Race and Mortality in Hemodialysis Patients in Brazil
Afiliação
(1) Unit of Clinical Epidemiology and Evidence Based Medicine, Professor Edgard Santos University Hospital, Federal University of Bahia, Salvador, BA, Brazil.
(2) Graduate Program of Medicine and Health, School of Medicine, Federal University of Bahia, Salvador, BA, Brazil.
(3) Arbor Research Collaborative for Health, Ann Arbor, MI.
(4) Clínica do Rim e Hipertensão (CLINIRIM), Salvador, BA, Brazil.
(5) Clínica NEPHRON, Salvador, BA, Brazil.
(6) Department of Life Sciences, State University of Bahia, Salvador, BA, Brazil.
(7) Institute of Nephrology and Dialysis (INED), Salvador, BA, Brazil.
(8) Center for the Study of Racism, Social Justice & Health, School and Public Health, University of California, Los Angeles, CA.
(9) Sanford School of Public Policy, Duke University, Durham, NC.

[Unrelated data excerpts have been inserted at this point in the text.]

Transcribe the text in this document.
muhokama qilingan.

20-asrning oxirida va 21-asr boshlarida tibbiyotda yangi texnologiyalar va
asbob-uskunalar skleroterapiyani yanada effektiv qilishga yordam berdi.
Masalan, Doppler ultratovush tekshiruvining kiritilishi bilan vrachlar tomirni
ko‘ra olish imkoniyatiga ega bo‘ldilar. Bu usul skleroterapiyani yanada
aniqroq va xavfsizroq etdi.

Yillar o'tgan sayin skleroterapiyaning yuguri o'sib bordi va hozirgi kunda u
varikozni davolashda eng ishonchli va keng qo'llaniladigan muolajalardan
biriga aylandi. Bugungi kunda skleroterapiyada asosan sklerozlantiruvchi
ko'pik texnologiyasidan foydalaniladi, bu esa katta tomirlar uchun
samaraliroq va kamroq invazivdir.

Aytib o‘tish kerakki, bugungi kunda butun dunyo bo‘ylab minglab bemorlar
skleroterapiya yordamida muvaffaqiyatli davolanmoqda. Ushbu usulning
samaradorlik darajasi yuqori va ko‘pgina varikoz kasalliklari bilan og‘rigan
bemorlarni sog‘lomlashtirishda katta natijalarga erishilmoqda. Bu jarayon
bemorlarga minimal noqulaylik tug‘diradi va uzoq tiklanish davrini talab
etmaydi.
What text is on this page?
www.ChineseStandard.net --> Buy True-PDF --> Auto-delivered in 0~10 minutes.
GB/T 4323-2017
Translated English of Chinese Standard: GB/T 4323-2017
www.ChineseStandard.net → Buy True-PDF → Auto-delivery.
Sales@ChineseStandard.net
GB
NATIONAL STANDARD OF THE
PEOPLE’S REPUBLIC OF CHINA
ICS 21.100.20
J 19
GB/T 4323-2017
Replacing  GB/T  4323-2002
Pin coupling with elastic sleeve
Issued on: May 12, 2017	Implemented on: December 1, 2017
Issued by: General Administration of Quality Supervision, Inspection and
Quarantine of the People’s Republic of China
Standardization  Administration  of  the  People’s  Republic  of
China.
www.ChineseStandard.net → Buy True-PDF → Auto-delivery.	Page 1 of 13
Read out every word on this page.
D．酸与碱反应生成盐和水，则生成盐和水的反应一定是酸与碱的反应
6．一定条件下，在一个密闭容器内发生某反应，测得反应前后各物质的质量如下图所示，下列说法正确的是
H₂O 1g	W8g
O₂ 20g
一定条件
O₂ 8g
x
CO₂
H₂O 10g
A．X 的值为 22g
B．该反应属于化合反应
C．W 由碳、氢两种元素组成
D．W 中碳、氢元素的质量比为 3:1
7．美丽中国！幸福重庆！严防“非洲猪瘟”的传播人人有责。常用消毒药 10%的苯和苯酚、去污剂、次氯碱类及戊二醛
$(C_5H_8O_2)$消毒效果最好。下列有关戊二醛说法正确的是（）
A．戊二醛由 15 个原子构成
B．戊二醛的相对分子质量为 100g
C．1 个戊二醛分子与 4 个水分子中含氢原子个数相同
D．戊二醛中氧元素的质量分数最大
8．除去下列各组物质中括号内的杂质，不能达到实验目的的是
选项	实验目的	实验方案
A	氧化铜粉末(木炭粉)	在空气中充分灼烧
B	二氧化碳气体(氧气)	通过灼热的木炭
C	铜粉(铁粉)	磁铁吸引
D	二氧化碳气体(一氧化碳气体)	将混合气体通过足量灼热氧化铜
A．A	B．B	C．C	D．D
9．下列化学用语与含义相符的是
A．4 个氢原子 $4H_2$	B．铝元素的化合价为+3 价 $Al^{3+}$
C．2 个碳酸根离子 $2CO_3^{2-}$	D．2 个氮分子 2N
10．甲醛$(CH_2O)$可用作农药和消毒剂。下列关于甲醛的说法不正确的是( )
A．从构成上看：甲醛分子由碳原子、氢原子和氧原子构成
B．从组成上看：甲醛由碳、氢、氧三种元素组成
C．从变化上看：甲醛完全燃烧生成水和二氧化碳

(10)Department of Internal Medicine, Federal University of Bahia, Salvador, BA, Brazil.
Resumo
Rationale & objective: Studies in the United States and United Kingdom generally report better survival for Black than White patients undergoing maintenance hemodialysis, a finding not explained by differences in sociodemographics or comorbid conditions. It is not clear if such findings can be generalized to other countries. We investigated the association between race and mortality among a Black, White, and Mixed-Race sample of maintenance hemodialysis patients in Salvador, Brazil. Study design: Prospective cohort study. Baseline data collection from July 1, 2005 through December 31, 2010. The follow-up period ended on December 31, 2017. Setting & participants: The Prospective Study of the Prognosis of Chronic Hemodialysis Patients (PROHEMO) is a cohort of 1,501 patients from 4 dialysis units in Salvador, Brazil. Predictor: Race categorized as White (12.9%), Mixed-Race (62.4%), and Black (24.8%), using White as the reference category. Outcome: Survival. Analytical approach: Using Cox regression models, we tested the association between race and mortality, with adjustments for age, sex, social factors, laboratory results, and comorbid conditions. Results: The mean age was 49 years for Black and Mixed-Race patients and 55 years for White patients. In a Cox model adjusted for age, mortality did not differ between Black and White patients (HR, 1.10; 95% CI, 0.66-1.83) or between Mixed-Race and White patients (HR, 1.00; 95% CI, 0.65-1.54). Adjustment for sociodemographics and comorbid conditions had minimal impact on these results. Limitations: Potential residual confounding and lack of adjustment for time-varying variables. Conclusions: Contrary to studies in the United States and United Kingdom, we did not find racial difference in mortality among patients in our Brazilian setting who were being treated by maintenance hemodialysis. These results underscore the importance of investigating racial differences in mortality among patients undergoing maintenance hemodialysis in different populations and countries.